Background: Human leukocyte antigen (HLA) molecules are cell-surface glycoproteins that present peptide antigens for surveillance by T lymphocytes seeking signs of disease. Mass spectrometric analysis allows us to identify large numbers of these peptides (the immunopeptidome) following affinity purification of HLA-peptide complexes from cell lysates. However, in recent years there has been a growing awareness of the ‘dark side’ of the immunopeptidome: unconventional peptide epitopes, including neoepitopes in cancer, which elude detection by conventional search methods because their sequences are not present in reference protein databases.
Methodologies: Here we establish a bioinformatic workflow to aid identification of peptides generated by non-canonical translation of mRNA or genome variants. The workflow incorporates both standard transcriptomics software and novel computer programs to produce cell line-specific protein databases based on 3-frame translation of the transcriptome. The final protein database also includes sequences resulting from variants determined by variant calling on the same RNA-seq data. We then search our experimental data against both transcriptome-based and standard databases using PEAKS Studio. Finally, further novel software helps to compare the various result sets arising for each sample, pinpoint putative genomic origins for the identified unconventional sequences, and highlight potential neoepitopes.

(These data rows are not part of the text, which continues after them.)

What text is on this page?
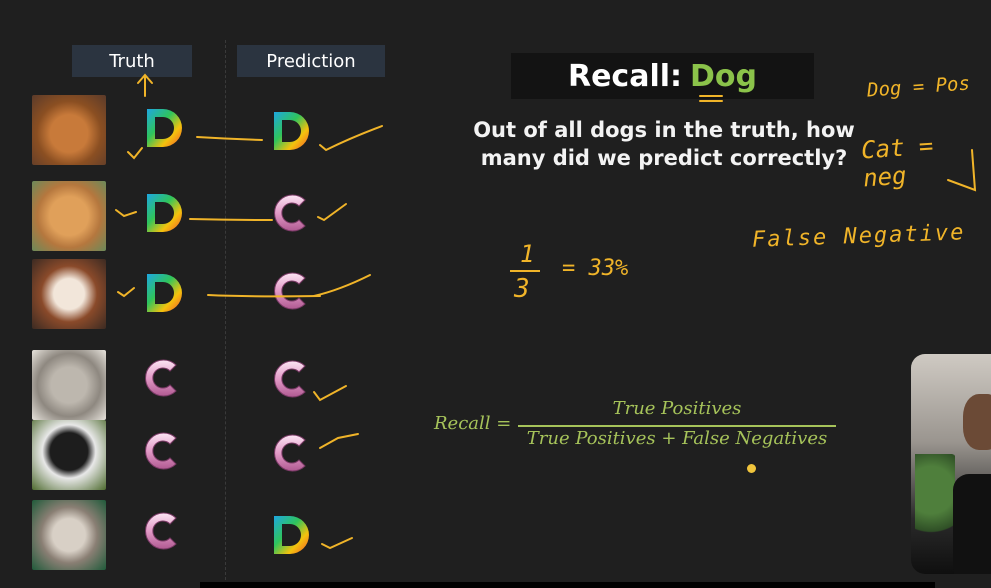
Truth	Prediction	Recall: Dog
Out of all dogs in the truth, how
many did we predict correctly?
Dog = Pos
Cat = neg
False Negative
1
3
= 33%
Recall =
True Positives
True Positives + False Negatives
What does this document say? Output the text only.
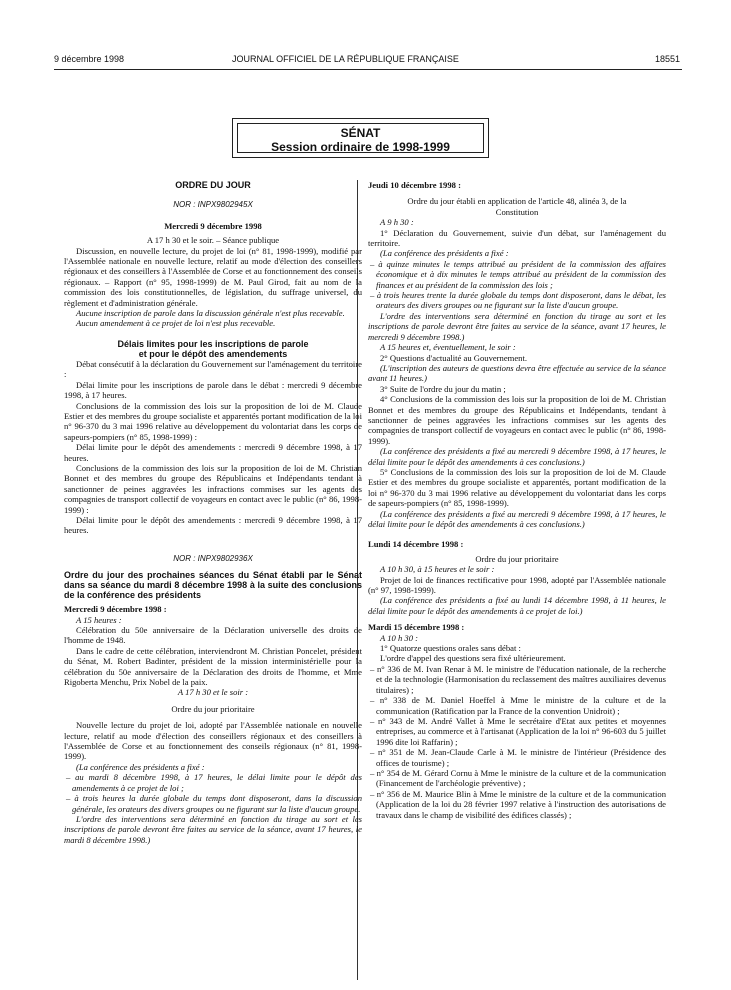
9 décembre 1998	JOURNAL OFFICIEL DE LA RÉPUBLIQUE FRANÇAISE	18551
SÉNAT
Session ordinaire de 1998-1999

ORDRE DU JOUR

NOR : INPX9802945X

Mercredi 9 décembre 1998

A 17 h 30 et le soir. – Séance publique

Discussion, en nouvelle lecture, du projet de loi (n° 81, 1998-1999), modifié par l'Assemblée nationale en nouvelle lecture, relatif au mode d'élection des conseillers régionaux et des conseillers à l'Assemblée de Corse et au fonctionnement des conseils régionaux. – Rapport (n° 95, 1998-1999) de M. Paul Girod, fait au nom de la commission des lois constitutionnelles, de législation, du suffrage universel, du règlement et d'administration générale.

Aucune inscription de parole dans la discussion générale n'est plus recevable.

Aucun amendement à ce projet de loi n'est plus recevable.

Délais limites pour les inscriptions de parole

et pour le dépôt des amendements

Débat consécutif à la déclaration du Gouvernement sur l'aménagement du territoire :

Délai limite pour les inscriptions de parole dans le débat : mercredi 9 décembre 1998, à 17 heures.

Conclusions de la commission des lois sur la proposition de loi de M. Claude Estier et des membres du groupe socialiste et apparentés portant modification de la loi n° 96-370 du 3 mai 1996 relative au développement du volontariat dans les corps de sapeurs-pompiers (n° 85, 1998-1999) :

Délai limite pour le dépôt des amendements : mercredi 9 décembre 1998, à 17 heures.

Conclusions de la commission des lois sur la proposition de loi de M. Christian Bonnet et des membres du groupe des Républicains et Indépendants tendant à sanctionner de peines aggravées les infractions commises sur les agents des compagnies de transport collectif de voyageurs en contact avec le public (n° 86, 1998-1999) :

Délai limite pour le dépôt des amendements : mercredi 9 décembre 1998, à 17 heures.

NOR : INPX9802936X

Ordre du jour des prochaines séances du Sénat établi par le Sénat dans sa séance du mardi 8 décembre 1998 à la suite des conclusions de la conférence des présidents

Mercredi 9 décembre 1998 :

A 15 heures :

Célébration du 50e anniversaire de la Déclaration universelle des droits de l'homme de 1948.

Dans le cadre de cette célébration, interviendront M. Christian Poncelet, président du Sénat, M. Robert Badinter, président de la mission interministérielle pour la célébration du 50e anniversaire de la Déclaration des droits de l'homme, et Mme Rigoberta Menchu, Prix Nobel de la paix.

A 17 h 30 et le soir :

Ordre du jour prioritaire

Nouvelle lecture du projet de loi, adopté par l'Assemblée nationale en nouvelle lecture, relatif au mode d'élection des conseillers régionaux et des conseillers à l'Assemblée de Corse et au fonctionnement des conseils régionaux (n° 81, 1998-1999).

(La conférence des présidents a fixé :

– au mardi 8 décembre 1998, à 17 heures, le délai limite pour le dépôt des amendements à ce projet de loi ;

– à trois heures la durée globale du temps dont disposeront, dans la discussion générale, les orateurs des divers groupes ou ne figurant sur la liste d'aucun groupe.

L'ordre des interventions sera déterminé en fonction du tirage au sort et les inscriptions de parole devront être faites au service de la séance, avant 17 heures, le mardi 8 décembre 1998.)

Jeudi 10 décembre 1998 :

Ordre du jour établi en application de l'article 48, alinéa 3, de la Constitution

A 9 h 30 :

1° Déclaration du Gouvernement, suivie d'un débat, sur l'aménagement du territoire.

(La conférence des présidents a fixé :

– à quinze minutes le temps attribué au président de la commission des affaires économique et à dix minutes le temps attribué au président de la commission des finances et au président de la commission des lois ;

– à trois heures trente la durée globale du temps dont disposeront, dans le débat, les orateurs des divers groupes ou ne figurant sur la liste d'aucun groupe.

L'ordre des interventions sera déterminé en fonction du tirage au sort et les inscriptions de parole devront être faites au service de la séance, avant 17 heures, le mercredi 9 décembre 1998.)

A 15 heures et, éventuellement, le soir :

2° Questions d'actualité au Gouvernement.

(L'inscription des auteurs de questions devra être effectuée au service de la séance avant 11 heures.)

3° Suite de l'ordre du jour du matin ;

4° Conclusions de la commission des lois sur la proposition de loi de M. Christian Bonnet et des membres du groupe des Républicains et Indépendants, tendant à sanctionner de peines aggravées les infractions commises sur les agents des compagnies de transport collectif de voyageurs en contact avec le public (n° 86, 1998-1999).

(La conférence des présidents a fixé au mercredi 9 décembre 1998, à 17 heures, le délai limite pour le dépôt des amendements à ces conclusions.)

5° Conclusions de la commission des lois sur la proposition de loi de M. Claude Estier et des membres du groupe socialiste et apparentés, portant modification de la loi n° 96-370 du 3 mai 1996 relative au développement du volontariat dans les corps de sapeurs-pompiers (n° 85, 1998-1999).

(La conférence des présidents a fixé au mercredi 9 décembre 1998, à 17 heures, le délai limite pour le dépôt des amendements à ces conclusions.)

Lundi 14 décembre 1998 :

Ordre du jour prioritaire

A 10 h 30, à 15 heures et le soir :

Projet de loi de finances rectificative pour 1998, adopté par l'Assemblée nationale (n° 97, 1998-1999).

(La conférence des présidents a fixé au lundi 14 décembre 1998, à 11 heures, le délai limite pour le dépôt des amendements à ce projet de loi.)

Mardi 15 décembre 1998 :

A 10 h 30 :

1° Quatorze questions orales sans débat :

L'ordre d'appel des questions sera fixé ultérieurement.

– n° 336 de M. Ivan Renar à M. le ministre de l'éducation nationale, de la recherche et de la technologie (Harmonisation du reclassement des maîtres auxiliaires devenus titulaires) ;

– n° 338 de M. Daniel Hoeffel à Mme le ministre de la culture et de la communication (Ratification par la France de la convention Unidroit) ;

– n° 343 de M. André Vallet à Mme le secrétaire d'Etat aux petites et moyennes entreprises, au commerce et à l'artisanat (Application de la loi n° 96-603 du 5 juillet 1996 dite loi Raffarin) ;

– n° 351 de M. Jean-Claude Carle à M. le ministre de l'intérieur (Présidence des offices de tourisme) ;

– n° 354 de M. Gérard Cornu à Mme le ministre de la culture et de la communication (Financement de l'archéologie préventive) ;

– n° 356 de M. Maurice Blin à Mme le ministre de la culture et de la communication (Application de la loi du 28 février 1997 relative à l'instruction des autorisations de travaux dans le champ de visibilité des édifices classés) ;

Results: We have trialled the workflow to study the immunopeptidome of the acute myeloid leukaemia cell line THP-1, using RNA-seq and mass spectrometric immunopeptidome data. We confidently identified over 14000 peptides from 3 replicates of purified THP-1 HLA peptides using UniProt. Using the transcriptome-based database, we recapitulated >75% of these, and also identified over 927 unconventional peptides, including 14 sequences caused by non-synonymous variants.
Conclusions: Our workflow, which we term ‘immunopeptidogenomics’, can provide databases which include pertinent unconventional sequences, allowing neoepitope discovery in cancer studies, without becoming unsearchably large. Immunopeptidogenomics is a step towards the unbiased search approaches needed to illuminate the dark side of the immunopeptidome.